Global Stumbling: UN Reports Nation After Nation Floundering Well Short Of Paris Carbon Goals

On Tuesday, a new UN report warned that the world is farther than it was last year from meeting the goals of the Paris Agreement on climate change. More than half of the planet’s richest countries—including Canada, Australia, South Korea, the United States, and the nations of the European Union—are not cutting their carbon pollution as fast as they promised under that treaty, it says.

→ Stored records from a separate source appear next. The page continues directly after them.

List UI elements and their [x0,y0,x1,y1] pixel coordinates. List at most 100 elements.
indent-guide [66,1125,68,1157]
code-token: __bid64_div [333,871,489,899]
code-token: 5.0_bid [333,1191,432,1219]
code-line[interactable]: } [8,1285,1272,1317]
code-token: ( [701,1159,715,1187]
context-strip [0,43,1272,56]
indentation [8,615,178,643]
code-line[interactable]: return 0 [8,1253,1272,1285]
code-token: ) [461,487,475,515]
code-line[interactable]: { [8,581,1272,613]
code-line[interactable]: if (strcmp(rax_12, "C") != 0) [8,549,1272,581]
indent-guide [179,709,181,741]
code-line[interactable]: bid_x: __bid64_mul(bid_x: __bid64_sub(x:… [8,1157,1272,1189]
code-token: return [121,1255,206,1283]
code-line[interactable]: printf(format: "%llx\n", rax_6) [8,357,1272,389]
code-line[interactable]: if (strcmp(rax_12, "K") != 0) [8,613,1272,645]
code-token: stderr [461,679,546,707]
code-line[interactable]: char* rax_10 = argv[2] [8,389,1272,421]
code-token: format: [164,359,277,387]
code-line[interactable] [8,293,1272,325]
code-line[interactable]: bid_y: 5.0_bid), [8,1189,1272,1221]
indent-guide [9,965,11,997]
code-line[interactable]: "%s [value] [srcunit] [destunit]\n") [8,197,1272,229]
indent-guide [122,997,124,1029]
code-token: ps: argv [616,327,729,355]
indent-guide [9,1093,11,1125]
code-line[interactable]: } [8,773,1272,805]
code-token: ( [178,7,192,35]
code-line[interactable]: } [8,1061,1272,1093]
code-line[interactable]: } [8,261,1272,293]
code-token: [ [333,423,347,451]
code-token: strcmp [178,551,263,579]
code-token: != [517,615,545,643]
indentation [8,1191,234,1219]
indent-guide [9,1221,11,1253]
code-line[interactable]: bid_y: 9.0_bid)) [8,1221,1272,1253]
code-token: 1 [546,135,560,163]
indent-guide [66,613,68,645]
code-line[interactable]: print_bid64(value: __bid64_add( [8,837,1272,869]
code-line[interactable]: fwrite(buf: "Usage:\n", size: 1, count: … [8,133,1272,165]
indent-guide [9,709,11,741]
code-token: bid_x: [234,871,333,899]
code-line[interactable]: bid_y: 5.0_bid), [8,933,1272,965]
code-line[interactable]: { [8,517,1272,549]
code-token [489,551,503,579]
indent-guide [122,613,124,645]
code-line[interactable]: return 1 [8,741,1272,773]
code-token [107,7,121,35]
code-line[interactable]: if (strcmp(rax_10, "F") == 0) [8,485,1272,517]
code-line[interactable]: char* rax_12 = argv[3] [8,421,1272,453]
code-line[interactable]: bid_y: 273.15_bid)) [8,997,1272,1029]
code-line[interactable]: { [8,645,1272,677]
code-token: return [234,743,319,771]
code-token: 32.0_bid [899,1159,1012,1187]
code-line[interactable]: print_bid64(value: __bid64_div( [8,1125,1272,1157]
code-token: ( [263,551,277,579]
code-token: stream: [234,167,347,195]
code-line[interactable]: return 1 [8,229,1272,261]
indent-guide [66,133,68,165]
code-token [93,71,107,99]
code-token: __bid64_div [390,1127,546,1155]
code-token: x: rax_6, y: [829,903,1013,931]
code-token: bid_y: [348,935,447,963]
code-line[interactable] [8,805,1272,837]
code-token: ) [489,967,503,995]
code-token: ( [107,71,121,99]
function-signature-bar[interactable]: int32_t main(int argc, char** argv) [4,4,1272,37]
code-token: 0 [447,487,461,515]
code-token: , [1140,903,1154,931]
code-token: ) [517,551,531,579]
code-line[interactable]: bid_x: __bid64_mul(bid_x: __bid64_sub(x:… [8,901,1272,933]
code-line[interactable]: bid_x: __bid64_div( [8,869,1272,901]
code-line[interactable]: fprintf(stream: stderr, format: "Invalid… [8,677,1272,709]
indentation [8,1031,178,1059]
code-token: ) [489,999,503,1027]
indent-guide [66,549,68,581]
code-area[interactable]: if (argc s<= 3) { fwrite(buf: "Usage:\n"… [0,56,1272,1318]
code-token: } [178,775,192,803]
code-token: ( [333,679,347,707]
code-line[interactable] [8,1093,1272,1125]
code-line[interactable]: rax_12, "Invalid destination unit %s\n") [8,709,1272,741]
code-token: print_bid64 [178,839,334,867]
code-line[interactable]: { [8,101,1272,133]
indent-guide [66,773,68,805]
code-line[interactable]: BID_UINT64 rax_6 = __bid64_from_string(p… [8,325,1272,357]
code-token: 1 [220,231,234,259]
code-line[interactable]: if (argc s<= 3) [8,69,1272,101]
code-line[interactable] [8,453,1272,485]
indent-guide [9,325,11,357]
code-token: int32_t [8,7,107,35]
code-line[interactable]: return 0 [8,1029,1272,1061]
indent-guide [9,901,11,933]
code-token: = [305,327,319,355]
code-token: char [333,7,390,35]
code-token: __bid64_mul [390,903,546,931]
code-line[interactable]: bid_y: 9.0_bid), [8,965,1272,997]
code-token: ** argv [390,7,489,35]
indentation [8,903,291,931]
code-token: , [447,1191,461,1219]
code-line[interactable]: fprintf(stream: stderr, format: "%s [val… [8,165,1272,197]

If humanity does not change course, then Earth could warm by roughly 6 degrees Fahrenheit by the end of the century, the report suggests. This is enough warming to set off some of the most feared consequences of climate change, including deadly heat waves, ravaging wildfires, widespread plant and animal extinctions, and potentially many feet of runaway sea-level rise.

EDIT

In fact, a global rightward shift on climate change seems to be occurring. In the United States, Trump has undone several major programs meant to limit carbon pollution. In Australia, Prime Minister Malcolm Turnbull failed to pass an energy-reform bill that included modest climate goals, and was promptly ousted by his own party for proposing it. In Brazil, the far-right president-elect, Jair Bolsonaro, has promised to strip the Amazon rainforest of its legal protections, possibly clearing the way for logging of such scale as to virtually ensure dangerous climate change.

Even in France, the birthplace of the climate treaty, rioters have taken to the streets this week to protest President Emmanuel Macron’s new climate-friendly tax on gasoline and diesel. France, Brazil, Australia, and the United States are all members of the G20, an organization of the world’s 20 largest economies or central banks. Drost, the UN officer who helped lead the new report, said the G20 countries are primarily responsible for the growing failure to meet Paris. Taken together, they emit about 80 percent of worldwide carbon pollution every year.